Book Review: If I’d Known You Were Coming


If I’d Known You Were Coming
by Kate Milliken

University of Iowa Press
$17.00

By William Bonfiglio

The conditional phrase that titles Kate Milliken’s debut book of stories, If I’d Known You Were Coming, prefaces a theme of the collection.  Though the characters depicted within might frenziedly deny it, they are weak.  They are uncertain.  And —perhaps most telling of all—they are dependent.

Disregard the clichés of drug use, alcoholism, and forlorn lovers who can’t figure out how they can quit each other; Milliken is too clever to let these drive her work.  Instead, it is loneliness, and the need for outside acknowledgement, that pervades each of the twelve stories within this intriguing and deceptively simple set.

Setting the majority of her stories in the emotional dead lands of southern California, Milliken presents characters that are desperate to reverse their fortunes and break a chronic, palpable solitude.  That they should overwhelmingly fail speaks more of their misguided approaches than it does of their efforts, which are commendably – dedicated.  In this regard, the book replicates the methodology of cringe comedies deprived of humor, and renders the readers helplessly and uncomfortably engaged.

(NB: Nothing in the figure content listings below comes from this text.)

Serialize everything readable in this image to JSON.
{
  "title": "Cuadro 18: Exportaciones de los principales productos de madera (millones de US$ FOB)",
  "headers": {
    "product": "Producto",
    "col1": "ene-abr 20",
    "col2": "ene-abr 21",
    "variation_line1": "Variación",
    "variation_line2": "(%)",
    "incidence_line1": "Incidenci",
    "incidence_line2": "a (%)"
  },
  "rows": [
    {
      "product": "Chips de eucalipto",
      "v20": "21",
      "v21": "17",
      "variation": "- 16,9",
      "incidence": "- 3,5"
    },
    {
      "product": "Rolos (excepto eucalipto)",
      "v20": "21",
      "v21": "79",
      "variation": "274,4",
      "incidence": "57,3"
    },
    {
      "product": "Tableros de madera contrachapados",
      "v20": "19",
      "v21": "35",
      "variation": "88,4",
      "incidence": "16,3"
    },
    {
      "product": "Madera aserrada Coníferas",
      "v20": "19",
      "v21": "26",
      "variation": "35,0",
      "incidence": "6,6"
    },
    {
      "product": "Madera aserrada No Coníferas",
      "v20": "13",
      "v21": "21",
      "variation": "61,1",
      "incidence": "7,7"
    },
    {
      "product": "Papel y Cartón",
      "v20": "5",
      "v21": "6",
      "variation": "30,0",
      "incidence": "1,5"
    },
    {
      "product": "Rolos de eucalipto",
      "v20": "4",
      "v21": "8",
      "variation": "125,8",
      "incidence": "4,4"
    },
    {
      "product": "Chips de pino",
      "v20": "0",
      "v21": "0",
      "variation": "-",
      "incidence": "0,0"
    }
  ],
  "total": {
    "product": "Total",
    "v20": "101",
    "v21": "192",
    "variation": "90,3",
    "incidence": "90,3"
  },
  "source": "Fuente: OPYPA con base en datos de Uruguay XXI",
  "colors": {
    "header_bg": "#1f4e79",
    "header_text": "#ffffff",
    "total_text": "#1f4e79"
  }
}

While this delivery might discourage more sensitive readers, Milliken works committedly to hold her audience.  The construction of the book certainly helps to that aim, as its brisk 134 pages alternate between short-shorts and longer —but not too long – narratively rooted pieces.  Modest, evocative writing does even more, as evidenced by the descriptions of a pathetic backyard in “A Matter of Time”: “…the little kidney-shaped pool with the cracked floor, empty, leaving only a slick of green pointing toward the drain.”  The author’s descriptions of atmospheres, whether urban or rural, congested or expansive, are particularly adept, and are indicative of a writer that has given full consideration to her material.

Though Milliken’s stories feature alternatively affluent and impoverished characters, each reads similarly, which serves to highlight the universality of their plight.  The pervasive loneliness felt by each transcends material wealth, and appeals to the audience through pathos.  While the lonesome consistently narrate the pieces that follow, the author occasionally takes a distancing view.

“A Matter of Time,” which opens the collection and which was previously published in Zyzzyva, illustrates that approach.  The speaker and protagonist is not the charming, winsome, and miserable actor Nick Regan, but a friend from college desperate to secure a role for her partner.  Through the story, the protagonist, Lorrie, moves desperately to manipulate Regan.  She plans a dinner party, keeps the liquor close at hand, and flirts shamelessly, all for the advancement of the cheerfully unconcerned Marty.  These are not likeable characters, and they are not drawn in outrageously colored detail.  But the singularity of their personalities, again, reinforces the notion that their dissatisfaction is dramatically and entirely debilitating.  And the view of the afflicted from another character’s perspective only augments that delivery.

Which returns to the title, and poses the question of what the speakers might have done were some change to occur.  From the outside looking in, it is clear that their lives are not to be enriched in waiting for change to occur.  Loneliness is a ubiquitous trait, one that, just as on the outside, can always be depended upon.